Marinate: Place the zest and juice of one large orange in a big ziplock bag, put in the duck breasts and a couple of fresh thyme sprigs. Refrigerate for 4 hours of over night.

Cook the duck: It is best to use a cast iron pan to cook the duck breast. Place the meat skin side down in a cold pan and cook over medium heat for about 10 minutes per side for a larger breast. Cooking time of course greatly depends on the size of the breast. Don’t poke the meat but use tongues to turn it. For best results use a meat thermometer (125F for medium-rare).
Transfer the breast to a cutting board and cover it foil, let rest for 10 minutes before slicing.

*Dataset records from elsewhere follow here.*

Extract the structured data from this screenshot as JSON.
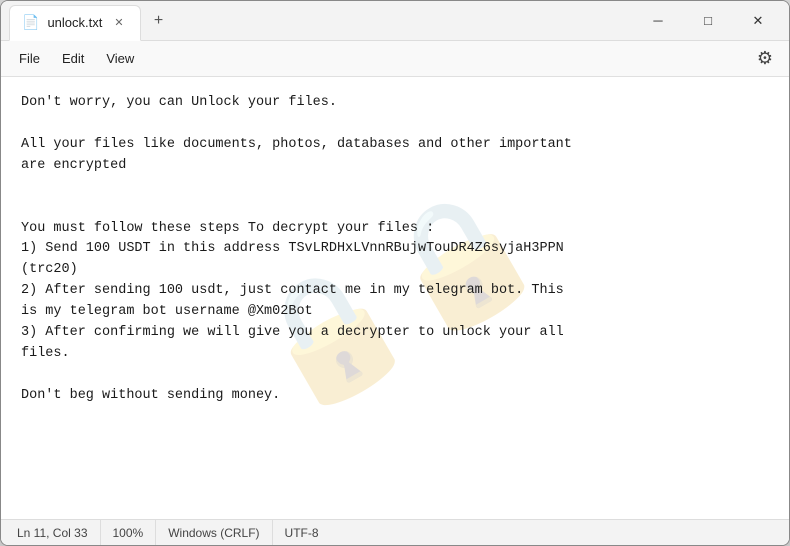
{
  "window": {
    "title": "unlock.txt",
    "tab_icon": "📄",
    "close_label": "✕",
    "minimize_label": "─",
    "maximize_label": "□",
    "new_tab_label": "+"
  },
  "menu": {
    "items": [
      "File",
      "Edit",
      "View"
    ],
    "settings_icon": "⚙"
  },
  "editor": {
    "content": "Don't worry, you can Unlock your files.\n\nAll your files like documents, photos, databases and other important\nare encrypted\n\n\nYou must follow these steps To decrypt your files :\n1) Send 100 USDT in this address TSvLRDHxLVnnRBujwTouDR4Z6syjaH3PPN\n(trc20)\n2) After sending 100 usdt, just contact me in my telegram bot. This\nis my telegram bot username @Xm02Bot\n3) After confirming we will give you a decrypter to unlock your all\nfiles.\n\nDon't beg without sending money.",
    "watermark": "🔒"
  },
  "status_bar": {
    "line_col": "Ln 11, Col 33",
    "zoom": "100%",
    "line_ending": "Windows (CRLF)",
    "encoding": "UTF-8"
  }
}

Make the sauce: Drain the oil from the pan, leaving only 4 tablespoons of it in. Deglaze the pan over medium heat with 2 tablespoons of cognac. Add the vinegar, the honey or sugar sirup, 1/2 cup of freshly squeezed orange juice and the zest of 1 orange to the pan. Add the prepared supremes (the flesh between the membranes) of 2 oranges, throw in a couple of sprigs of fresh thyme, shake the pan gently, lower the heat and let the sauce thicken to a sirupy consistency. Taste and adjust the seasoning.

Plate and serve: Slice the duck breast, plate them as suggested on the photo and spoon over the sauce and the orange supremes. Serve with  Gratin Dauphinois.

Wine Suggestions: Côtes-du-Rhône, Pinot Noir or Barolo.